Top Tips for Perfecting Your Peppermint Snowball Cookies
First, don’t skip the second roll in powdered sugar—it’s what gives them that snow-kissed look. Second, make sure your butter is softened but not melted; it should give slightly when pressed. Third, crush your peppermint candies finely so they distribute evenly—pulse them in a food processor or place in a ziplock bag and whack with a rolling pin. And finally, resist the urge to bake them too long! These cookies are meant to be tender, not crisp. Pull them out when the edges just start to turn golden.
Storing and Reheating Tips
Store cooled cookies in an airtight container at room temperature for up to 1 week. Layer them between sheets of parchment paper to prevent sticking. You can also freeze baked and sugared cookies for up to 2 months—just thaw at room temperature before serving. No need to reheat, but if you want that fresh-from-the-oven warmth, pop them in a 300°F oven for 3–4 minutes.
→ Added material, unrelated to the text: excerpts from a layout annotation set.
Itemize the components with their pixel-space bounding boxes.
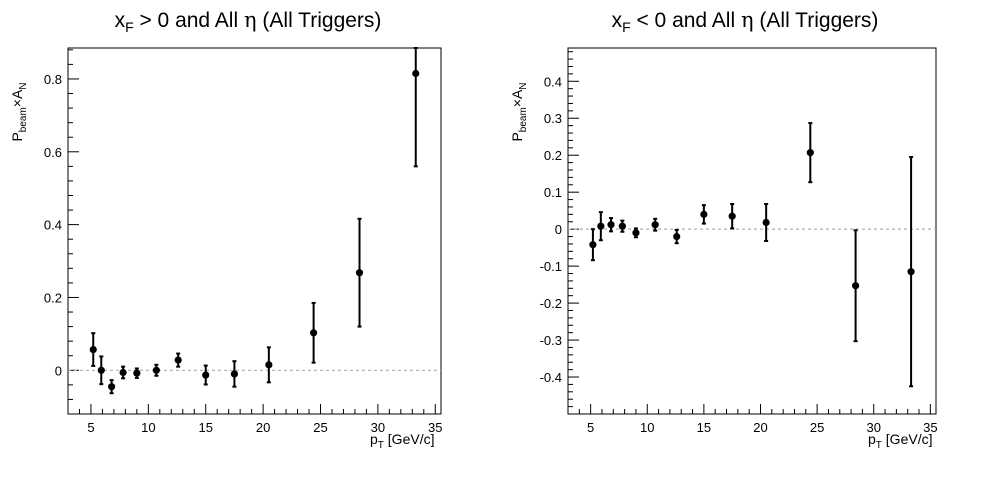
data-point [618, 222, 626, 230]
data-point [700, 210, 708, 218]
data-point [806, 149, 814, 157]
y-axis-label-times-a: ×A [509, 89, 525, 107]
chart-title: xF > 0 and All η (All Triggers) [115, 8, 382, 35]
title-x: x [612, 9, 623, 32]
plot-frame [567, 47, 937, 415]
data-point [265, 361, 273, 369]
data-point [589, 241, 597, 249]
title-x: x [115, 9, 126, 32]
y-axis-label-beam: beam [18, 107, 29, 132]
x-axis-label: pT [GeV/c] [868, 431, 932, 451]
data-point [852, 282, 860, 290]
y-tick-label: 0.3 [544, 111, 562, 126]
x-tick-label: 10 [640, 420, 654, 435]
data-point [310, 329, 318, 337]
x-tick-label: 10 [141, 420, 155, 435]
y-tick-label: -0.1 [540, 259, 562, 274]
y-tick-label: 0.2 [544, 148, 562, 163]
x-tick-label: 30 [371, 420, 385, 435]
data-point [607, 221, 615, 229]
data-point [632, 229, 640, 237]
x-axis-label-subscript: T [378, 440, 384, 451]
title-eta: η [244, 8, 257, 32]
data-point [597, 222, 605, 230]
x-tick-label: 35 [428, 420, 442, 435]
x-tick-label: 35 [923, 420, 937, 435]
data-point [174, 356, 182, 364]
x-axis-label-p: p [868, 431, 876, 447]
title-condition: > 0 and All [134, 9, 244, 32]
data-point [202, 371, 210, 379]
data-point [97, 366, 105, 374]
x-tick-label: 25 [313, 420, 327, 435]
title-suffix: (All Triggers) [257, 9, 382, 32]
x-tick-label: 15 [697, 420, 711, 435]
x-tick-label: 30 [866, 420, 880, 435]
plot-panel-1: xF > 0 and All η (All Triggers) 5 10 15 20 25… [9, 8, 442, 451]
x-tick-label: 20 [256, 420, 270, 435]
plot-panel-2: xF < 0 and All η (All Triggers) 5 10 15 20 25… [509, 8, 938, 451]
title-x-subscript: F [622, 19, 631, 35]
data-point [673, 232, 681, 241]
data-point [133, 369, 141, 377]
data-point [355, 269, 364, 277]
data-point [152, 366, 160, 374]
y-axis-label-n: N [518, 82, 529, 89]
data-point [412, 69, 420, 78]
y-tick-label: 0.4 [544, 74, 562, 89]
y-axis-label: Pbeam×AN [509, 82, 529, 141]
x-tick-label: 5 [587, 420, 594, 435]
y-axis-label-times-a: ×A [9, 89, 25, 107]
title-eta: η [741, 8, 754, 32]
x-tick-label: 20 [753, 420, 767, 435]
x-axis-label: pT [GeV/c] [370, 431, 434, 451]
y-axis-label-beam: beam [518, 107, 529, 132]
data-point [108, 383, 116, 391]
data-point [89, 345, 97, 354]
y-tick-label: -0.3 [540, 333, 562, 348]
y-axis-label-p: P [509, 132, 525, 141]
y-axis-label-n: N [18, 82, 29, 89]
title-x-subscript: F [125, 19, 134, 35]
y-tick-label: -0.4 [540, 370, 562, 385]
data-point [762, 218, 770, 227]
chart-title: xF < 0 and All η (All Triggers) [612, 8, 879, 35]
y-tick-label: 0.6 [44, 145, 62, 160]
data-point [230, 370, 239, 378]
x-tick-label: 5 [87, 420, 94, 435]
x-axis-label-subscript: T [876, 440, 882, 451]
x-tick-label: 15 [198, 420, 212, 435]
data-point [907, 268, 915, 276]
data-point [728, 212, 736, 220]
x-axis-label-unit: [GeV/c] [384, 431, 435, 447]
data-point [651, 221, 659, 229]
y-tick-label: 0.1 [544, 185, 562, 200]
plot-frame [67, 47, 442, 415]
y-tick-label: 0.4 [44, 218, 62, 233]
title-suffix: (All Triggers) [754, 9, 879, 32]
y-tick-label: 0 [555, 222, 562, 237]
y-axis-label: Pbeam×AN [9, 82, 29, 141]
y-tick-label: 0.8 [44, 72, 62, 87]
x-axis-label-unit: [GeV/c] [882, 431, 933, 447]
y-tick-label: 0 [55, 363, 62, 378]
x-axis-label-p: p [370, 431, 378, 447]
y-tick-label: 0.2 [44, 290, 62, 305]
data-point [119, 368, 127, 377]
title-condition: < 0 and All [631, 9, 741, 32]
y-axis-label-p: P [9, 132, 25, 141]
y-tick-label: -0.2 [540, 296, 562, 311]
x-tick-label: 25 [810, 420, 824, 435]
Frequently Asked Questions
Final Thoughts

Baking these Peppermint Snowball Cookies always brings me back to simpler times—to my grandmother’s kitchen, to snowy mornings with the oven glowing, to the joy of sharing something handmade with people I love. They’re more than just a treat; they’re a tradition in the making. So go ahead, roll up your sleeves, get a little powdered sugar on your nose, and enjoy every crumb. These cookies are meant to be savored, shared, and remembered. Happy baking, friend.

Peppermint Snowball Cookies
Ingredients
Main Ingredients
- 1 cup unsalted butter, softened
- 0.5 cup powdered sugar, plus more for rolling
- 1 teaspoon vanilla extract
- 0.5 teaspoon peppermint extract
- 2.25 cups all-purpose flour
- 0.25 teaspoon salt
- 0.5 cup finely chopped pecans or walnuts optional
- 0.25 cup crushed candy canes or peppermint candies optional, for garnish
Instructions
Preparation Steps
- Preheat oven to 350°F (175°C). Line baking sheets with parchment paper.
- In a large bowl, cream together the softened butter and 0.5 cup powdered sugar until light and fluffy.
- Mix in the vanilla extract and peppermint extract until well combined.
- Gradually add the flour and salt, mixing until just combined. Stir in chopped nuts if using.
- Roll dough into 1-inch balls and place them 2 inches apart on the prepared baking sheets.
- Bake for 10–12 minutes, or until the bottoms are lightly golden. The cookies should not brown on top.
- Allow cookies to cool on the baking sheet for 5 minutes, then roll warm cookies in powdered sugar.
- Let cookies cool completely, then roll a second time in powdered sugar. Sprinkle with crushed candy canes if desired.
- Store in an airtight container at room temperature for up to 1 week.